I decided to graph it on GeoGebra. By accident, I did not draw it correctly. The line $RS$ was not the angle bisector, but still I had the intersecting point $I$ on the circle. Out of curiosity, I decided to rotate the line $RS$ and keep other relative relations, the intersecting point $I$ was always on the circle. I do not know how to solve it. Any suggestion?
Here I state the problem in the complete form:
A triangle $ABC$. Its inscribed circle touches the sides $AB, BC, CA$ in points $N, K$ and $M$ respectively. The lines $MN$ and $MK$ intersect any fixed line through $B$ in points $R$ and $S$. $RK$ and $SN$ intersect at the inscribed circle.
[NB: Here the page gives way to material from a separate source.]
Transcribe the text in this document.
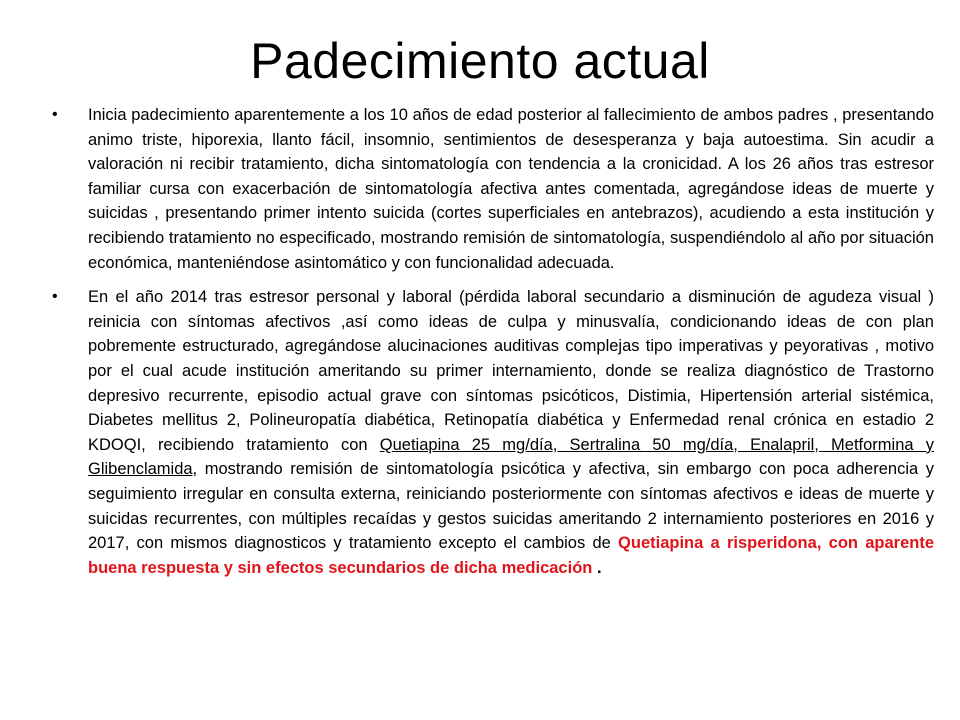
Padecimiento actual
• Inicia padecimiento aparentemente a los 10 años de edad posterior al fallecimiento de ambos padres , presentando animo triste, hiporexia, llanto fácil, insomnio, sentimientos de desesperanza y baja autoestima. Sin acudir a valoración ni recibir tratamiento, dicha sintomatología con tendencia a la cronicidad. A los 26 años tras estresor familiar cursa con exacerbación de sintomatología afectiva antes comentada, agregándose ideas de muerte y suicidas , presentando primer intento suicida (cortes superficiales en antebrazos), acudiendo a esta institución y recibiendo tratamiento no especificado, mostrando remisión de sintomatología, suspendiéndolo al año por situación económica, manteniéndose asintomático y con funcionalidad adecuada.
• En el año 2014 tras estresor personal y laboral (pérdida laboral secundario a disminución de agudeza visual ) reinicia con síntomas afectivos ,así como ideas de culpa y minusvalía, condicionando ideas de con plan pobremente estructurado, agregándose alucinaciones auditivas complejas tipo imperativas y peyorativas , motivo por el cual acude institución ameritando su primer internamiento, donde se realiza diagnóstico de Trastorno depresivo recurrente, episodio actual grave con síntomas psicóticos, Distimia, Hipertensión arterial sistémica, Diabetes mellitus 2, Polineuropatía diabética, Retinopatía diabética y Enfermedad renal crónica en estadio 2 KDOQI, recibiendo tratamiento con Quetiapina 25 mg/día, Sertralina 50 mg/día, Enalapril, Metformina y Glibenclamida, mostrando remisión de sintomatología psicótica y afectiva, sin embargo con poca adherencia y seguimiento irregular en consulta externa, reiniciando posteriormente con síntomas afectivos e ideas de muerte y suicidas recurrentes, con múltiples recaídas y gestos suicidas ameritando 2 internamiento posteriores en 2016 y 2017, con mismos diagnosticos y tratamiento excepto el cambios de Quetiapina a risperidona, con aparente buena respuesta y sin efectos secundarios de dicha medicación .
When the line $RS$ rotates a complete round, the intersecting point $I$ will move around the inscribed circle completely one round.
Now, I have the following attempt to my own question. The idea is from Michael Rozenberg in the original post.
In the picture, the exterior angle $B$ is equal to $2\angle SMR$. So $\angle RBN+\angle SBK=2\angle SMR$. Without loss of generality, we assume that $\angle RBN\leq\angle SBK$.
Draw the circle through $B,N,K$, intersecting $RB$ at $B'$. This circle also passes through $D$ because $D$ is the incenter. $BD$ is the diameter of this circle. $BD$ is the bisector of the angle $\angle ABC$. Hence arc $DN$=arc $DK$. So $\angle DB'B=90^\circ$, $\angle NB'D=\angle KB'D$. We can get $\angle RB'N=\angle SB'K=\angle SMR$.
Hence $R,B',K,M$ lie on a circle. So $\angle B'RK=\angle KMB'$.
Similarly, we can have $S,B',N,M$ lie on a circle and $\angle NSB'=\angle NMB'$.
The exterior angle $\angle SIK=\angle B'SI+\angle B'RI=\angle SMR$, so four points $M,N,I,K$ lie on a circle.
It is almost the complete steps of Michael Rozenberg's answer. I just moved $B$ to $B'$.
So far, I do not see how to show that the trace of $I$ is the complete inscribed circle.